Chicken for Linda!

Chicken for Linda! is certainly one of the year’s odder movie titles. Don’t let it throw you off. This animated feature from France easily wins you over with its minimalist style and maximum charm. Having already earned its homeland’s César Award as Best Animated Film, it now comes to our shores courtesy of GKIDS, the company devoted to releasing the most ambitious, inventive, and innovative animated fare from around the world. They’ve got another winner on their hands.

The story revolves around young Linda (Mélinée Leclerc), who is wrongly accused by widowed mother Paulette (Clotilde Hemse) of stealing a ring she’s sentimental about. Feeling guilty, Paulette offers Linda anything she wants as a form of apology. The child is hungry and asks for chicken. Easy enough, except there’s a citywide labor strike taking place, meaning no supermarkets or restaurants are open. Mother and child subsequently go on a madcap adventure in search of a chicken they can eat.

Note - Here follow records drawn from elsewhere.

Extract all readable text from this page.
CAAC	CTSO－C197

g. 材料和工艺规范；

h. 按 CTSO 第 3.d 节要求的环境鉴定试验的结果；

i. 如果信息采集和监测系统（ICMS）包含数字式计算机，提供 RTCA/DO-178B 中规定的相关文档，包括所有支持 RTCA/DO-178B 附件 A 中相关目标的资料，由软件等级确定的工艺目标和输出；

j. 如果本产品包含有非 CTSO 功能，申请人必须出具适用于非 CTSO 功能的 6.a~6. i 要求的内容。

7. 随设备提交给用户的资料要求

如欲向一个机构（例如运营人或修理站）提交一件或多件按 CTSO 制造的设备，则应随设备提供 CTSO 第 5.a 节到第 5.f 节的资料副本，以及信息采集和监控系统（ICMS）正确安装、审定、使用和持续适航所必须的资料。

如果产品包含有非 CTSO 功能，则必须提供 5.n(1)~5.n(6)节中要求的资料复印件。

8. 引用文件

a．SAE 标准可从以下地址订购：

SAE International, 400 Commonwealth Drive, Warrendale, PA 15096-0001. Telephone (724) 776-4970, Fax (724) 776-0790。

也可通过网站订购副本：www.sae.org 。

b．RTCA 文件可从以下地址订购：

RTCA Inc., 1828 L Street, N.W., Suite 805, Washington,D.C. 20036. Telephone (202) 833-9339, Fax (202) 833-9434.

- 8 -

The hand-painted visual style of Chicken for Linda! is lower-key than most animated features. Characters essentially look like rough pencil drawings that have been filled in with a single color. Linda is yellow, Paulette is orange, etc. Objects and locations are presented similarly. At first, the approach seems like it will be a distraction, but once you get used to it, the effect is pleasing. The mixture of bold colors in any given scene is reminiscent of a child’s drawing where they want to use every crayon in the box. That helps us see the world from Linda’s perspective.

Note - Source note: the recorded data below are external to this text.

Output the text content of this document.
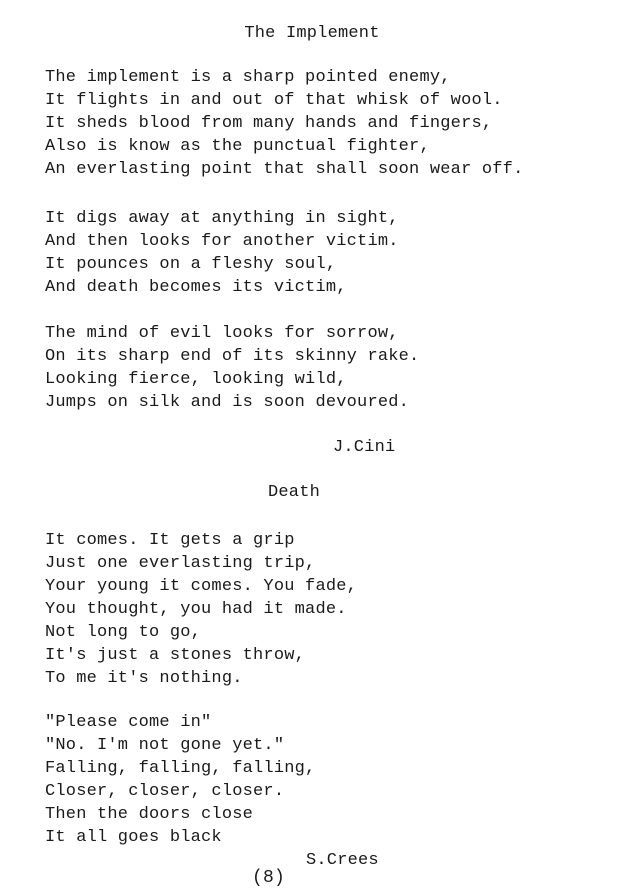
The Implement
The implement is a sharp pointed enemy,
It flights in and out of that whisk of wool.
It sheds blood from many hands and fingers,
Also is know as the punctual fighter,
An everlasting point that shall soon wear off.
It digs away at anything in sight,
And then looks for another victim.
It pounces on a fleshy soul,
And death becomes its victim,
The mind of evil looks for sorrow,
On its sharp end of its skinny rake.
Looking fierce, looking wild,
Jumps on silk and is soon devoured.
J.Cini
Death
It comes. It gets a grip
Just one everlasting trip,
Your young it comes. You fade,
You thought, you had it made.
Not long to go,
It's just a stones throw,
To me it's nothing.
"Please come in"
"No. I'm not gone yet."
Falling, falling, falling,
Closer, closer, closer.
Then the doors close
It all goes black
S.Crees
(8)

Laughs arise from the complications the characters face in their mission. Underneath that comedy is an honest portrayal of a mother/daughter relationship. You can feel Paulette’s stress at being a single mom, just as you can feel Linda’s need to be understood by her. The voice acting is top-notch, making sure the funnier elements are grounded in something real and identifiable.

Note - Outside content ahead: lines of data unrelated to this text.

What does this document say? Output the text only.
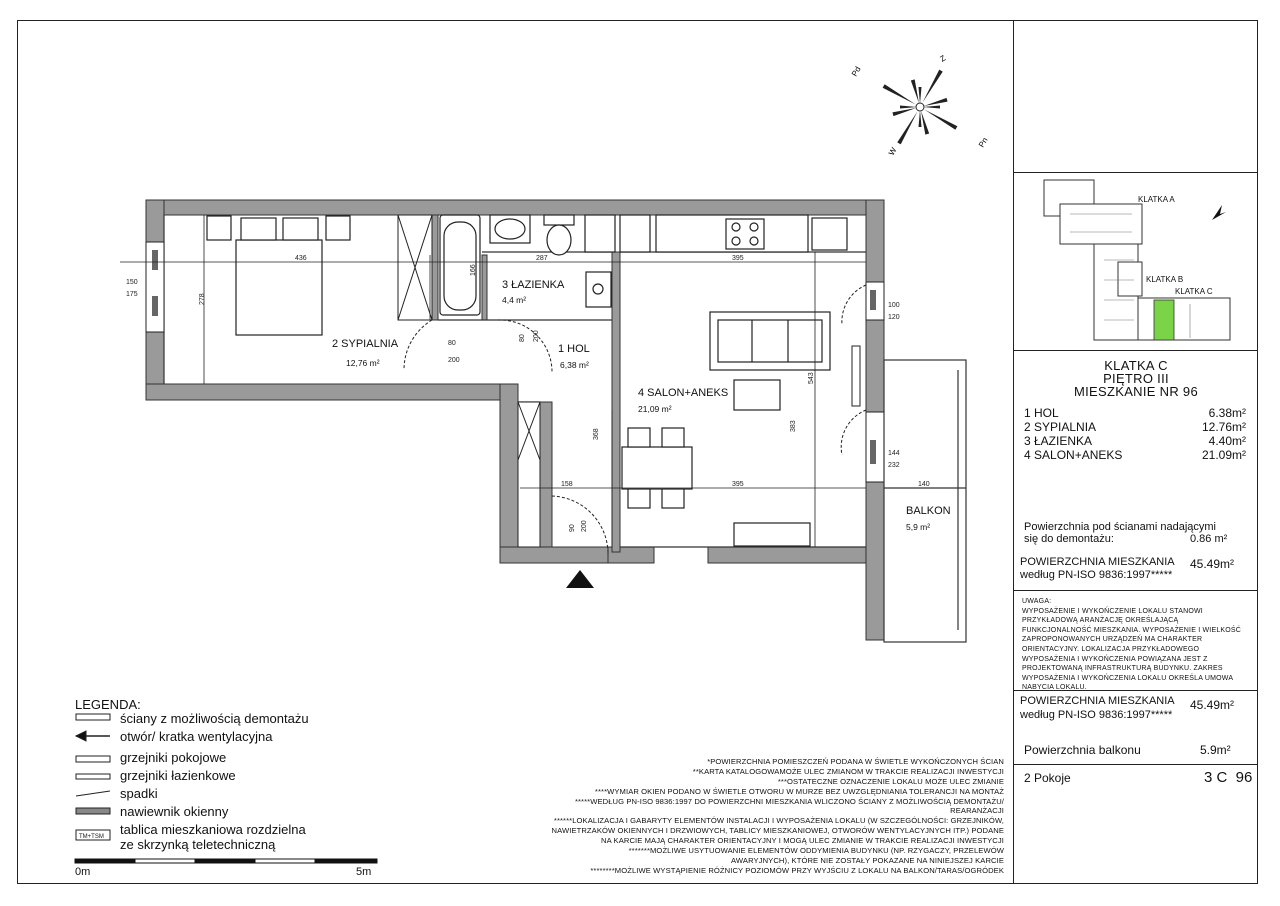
Pd
Z
W
Pn
436	287	395
395
150
175
100
120
144
232
140
158
80
200
278
166
368
383
543
80 200
90 200
2 SYPIALNIA
3 ŁAZIENKA
1 HOL
4 SALON+ANEKS
BALKON
12,76 m²
4,4 m²
6,38 m²
21,09 m²
5,9 m²
KLATKA A
KLATKA B
KLATKA C
TM+TSM
LEGENDA:
ściany z możliwością demontażu
otwór/ kratka wentylacyjna
grzejniki pokojowe
grzejniki łazienkowe
spadki
nawiewnik okienny
tablica mieszkaniowa rozdzielna
ze skrzynką teletechniczną
0m	5m
*POWIERZCHNIA POMIESZCZEŃ PODANA W ŚWIETLE WYKOŃCZONYCH ŚCIAN
**KARTA KATALOGOWAMOŻE ULEC ZMIANOM W TRAKCIE REALIZACJI INWESTYCJI
***OSTATECZNE OZNACZENIE LOKALU MOŻE ULEC ZMIANIE
****WYMIAR OKIEN PODANO W ŚWIETLE OTWORU W MURZE BEZ UWZGLĘDNIANIA TOLERANCJI NA MONTAŻ
*****WEDŁUG PN-ISO 9836:1997 DO POWIERZCHNI MIESZKANIA WLICZONO ŚCIANY Z MOŻLIWOŚCIĄ DEMONTAŻU/
REARANŻACJI
******LOKALIZACJA I GABARYTY ELEMENTÓW INSTALACJI I WYPOSAŻENIA LOKALU (W SZCZEGÓLNOŚCI: GRZEJNIKÓW,
NAWIETRZAKÓW OKIENNYCH I DRZWIOWYCH, TABLICY MIESZKANIOWEJ, OTWORÓW WENTYLACYJNYCH ITP.) PODANE
NA KARCIE MAJĄ CHARAKTER ORIENTACYJNY I MOGĄ ULEC ZMIANIE W TRAKCIE REALIZACJI INWESTYCJI
*******MOŻLIWE USYTUOWANIE ELEMENTÓW ODDYMIENIA BUDYNKU (NP. RZYGACZY, PRZELEWÓW
AWARYJNYCH), KTÓRE NIE ZOSTAŁY POKAZANE NA NINIEJSZEJ KARCIE
********MOŻLIWE WYSTĄPIENIE RÓŻNICY POZIOMÓW PRZY WYJŚCIU Z LOKALU NA BALKON/TARAS/OGRÓDEK
KLATKA C
PIĘTRO III
MIESZKANIE NR 96
1 HOL	6.38m²
2 SYPIALNIA	12.76m²
3 ŁAZIENKA	4.40m²
4 SALON+ANEKS	21.09m²
Powierzchnia pod ścianami nadającymi
się do demontażu:	0.86 m²
POWIERZCHNIA MIESZKANIA
według PN-ISO 9836:1997*****
45.49m²
UWAGA:
WYPOSAŻENIE I WYKOŃCZENIE LOKALU STANOWI PRZYKŁADOWĄ ARANŻACJĘ OKREŚLAJĄCĄ FUNKCJONALNOŚĆ MIESZKANIA. WYPOSAŻENIE I WIELKOŚĆ ZAPROPONOWANYCH URZĄDZEŃ MA CHARAKTER ORIENTACYJNY. LOKALIZACJA PRZYKŁADOWEGO WYPOSAŻENIA I WYKOŃCZENIA POWIĄZANA JEST Z PROJEKTOWANĄ INFRASTRUKTURĄ BUDYNKU. ZAKRES WYPOSAŻENIA I WYKOŃCZENIA LOKALU OKREŚLA UMOWA NABYCIA LOKALU.
POWIERZCHNIA MIESZKANIA
według PN-ISO 9836:1997*****
45.49m²
Powierzchnia balkonu	5.9m²
2 Pokoje	3 C  96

With a running time of 75 minutes including end credits, this is a very short film. It tells its story economically, using several witty musical numbers to help advance the themes. The finale, which is designed to evoke the early days of cinema, is particularly ingenious. Chicken for Linda! doesn’t develop the supporting characters – i.e. Linda’s friends - as much as it could have given their eventual importance, yet it’s still a sweet tale guaranteed to put a smile on your face.

out of four

Chicken for Linda! is unrated, but contains mild language. The running time is 1 hour and 15 minutes.